By The Associated Press
ATLANTA - Discount airline JetBlue Airways is pulling out of Atlanta six months after it arrived, canceling flights to the West Coast because of intense competition from Delta Air Lines and AirTran Airways.
The setback was noted Friday by J.P. Morgan airline analyst Jamie Baker, who credited Delta with "taming one of its low fare competitors" and downgraded JetBlue's stock to "underweight."
Shares of JetBlue fell $5.40, or nearly 9 percent, to close at $56.40 Friday in New York Stock Exchange trading. Investors apparently considered JetBlue's fate in Atlanta a bad sign for discount carrier AirTran, too, as its stock price dropped 90 cents, or nearly 6 percent, to close at $14.90 on the NYSE.
JetBlue entered the Atlanta market to challenge Delta' dominance between there and Long Beach, Calif., and the move roughly coincided with Delta's launch of its own discount airline, Song. It prompted AirTran to add coast-to-coast flights.

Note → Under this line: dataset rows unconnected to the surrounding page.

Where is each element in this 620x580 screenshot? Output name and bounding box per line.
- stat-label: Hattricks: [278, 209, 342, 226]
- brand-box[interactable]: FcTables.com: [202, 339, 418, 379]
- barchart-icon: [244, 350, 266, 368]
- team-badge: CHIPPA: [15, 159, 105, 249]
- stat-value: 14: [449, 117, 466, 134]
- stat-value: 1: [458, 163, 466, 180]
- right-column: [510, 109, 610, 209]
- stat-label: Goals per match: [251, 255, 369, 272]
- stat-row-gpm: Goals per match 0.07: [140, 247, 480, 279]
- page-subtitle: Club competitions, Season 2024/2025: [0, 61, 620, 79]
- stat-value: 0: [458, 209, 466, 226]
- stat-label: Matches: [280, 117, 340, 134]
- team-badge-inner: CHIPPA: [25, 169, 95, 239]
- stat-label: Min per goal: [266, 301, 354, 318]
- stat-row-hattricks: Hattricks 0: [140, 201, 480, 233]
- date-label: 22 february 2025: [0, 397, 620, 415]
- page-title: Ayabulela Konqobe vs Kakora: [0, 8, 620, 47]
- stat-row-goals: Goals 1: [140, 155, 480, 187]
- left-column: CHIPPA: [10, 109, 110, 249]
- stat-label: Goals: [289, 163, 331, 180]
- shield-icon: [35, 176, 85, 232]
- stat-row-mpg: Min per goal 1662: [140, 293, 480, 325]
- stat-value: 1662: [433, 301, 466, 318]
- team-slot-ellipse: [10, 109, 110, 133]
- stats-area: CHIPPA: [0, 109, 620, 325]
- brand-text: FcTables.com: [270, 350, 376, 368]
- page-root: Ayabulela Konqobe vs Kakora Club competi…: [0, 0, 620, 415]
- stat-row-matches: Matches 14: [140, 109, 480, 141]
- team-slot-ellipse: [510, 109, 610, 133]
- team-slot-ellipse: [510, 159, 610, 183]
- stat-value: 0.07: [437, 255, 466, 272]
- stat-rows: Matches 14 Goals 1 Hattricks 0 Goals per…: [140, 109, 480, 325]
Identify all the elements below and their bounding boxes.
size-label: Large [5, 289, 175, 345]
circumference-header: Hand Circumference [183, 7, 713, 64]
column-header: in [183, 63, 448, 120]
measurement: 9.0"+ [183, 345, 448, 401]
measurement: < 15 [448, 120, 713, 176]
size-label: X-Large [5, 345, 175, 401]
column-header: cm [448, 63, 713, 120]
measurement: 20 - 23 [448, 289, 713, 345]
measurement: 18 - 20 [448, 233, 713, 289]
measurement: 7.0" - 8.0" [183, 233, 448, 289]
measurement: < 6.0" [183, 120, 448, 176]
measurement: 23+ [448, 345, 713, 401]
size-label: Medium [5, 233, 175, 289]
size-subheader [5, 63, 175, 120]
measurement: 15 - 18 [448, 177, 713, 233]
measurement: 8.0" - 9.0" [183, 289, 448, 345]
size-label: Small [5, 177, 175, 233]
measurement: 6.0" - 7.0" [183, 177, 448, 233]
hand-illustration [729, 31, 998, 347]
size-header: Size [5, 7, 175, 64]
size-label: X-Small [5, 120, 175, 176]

JetBlue's Atlanta-Long Beach flight was the first nonstop service to the West Coast by a discount carrier, resulting in fares for advance-purchase flights that were as low as $176 round-trip at the height of the price war.
But on Thursday, JetBlue officials said they would pull out on Dec. 4, ending service to Long Beach and Oakland, Calif. "We just thought it was a little crazy," JetBlue CEO David Neeleman said.
AirTran President Bob Fornaro said JetBlue, which has a hub at John F. Kennedy Airport in New York, was at a disadvantage because it doesn't have an Atlanta hub feeding customers into its flights.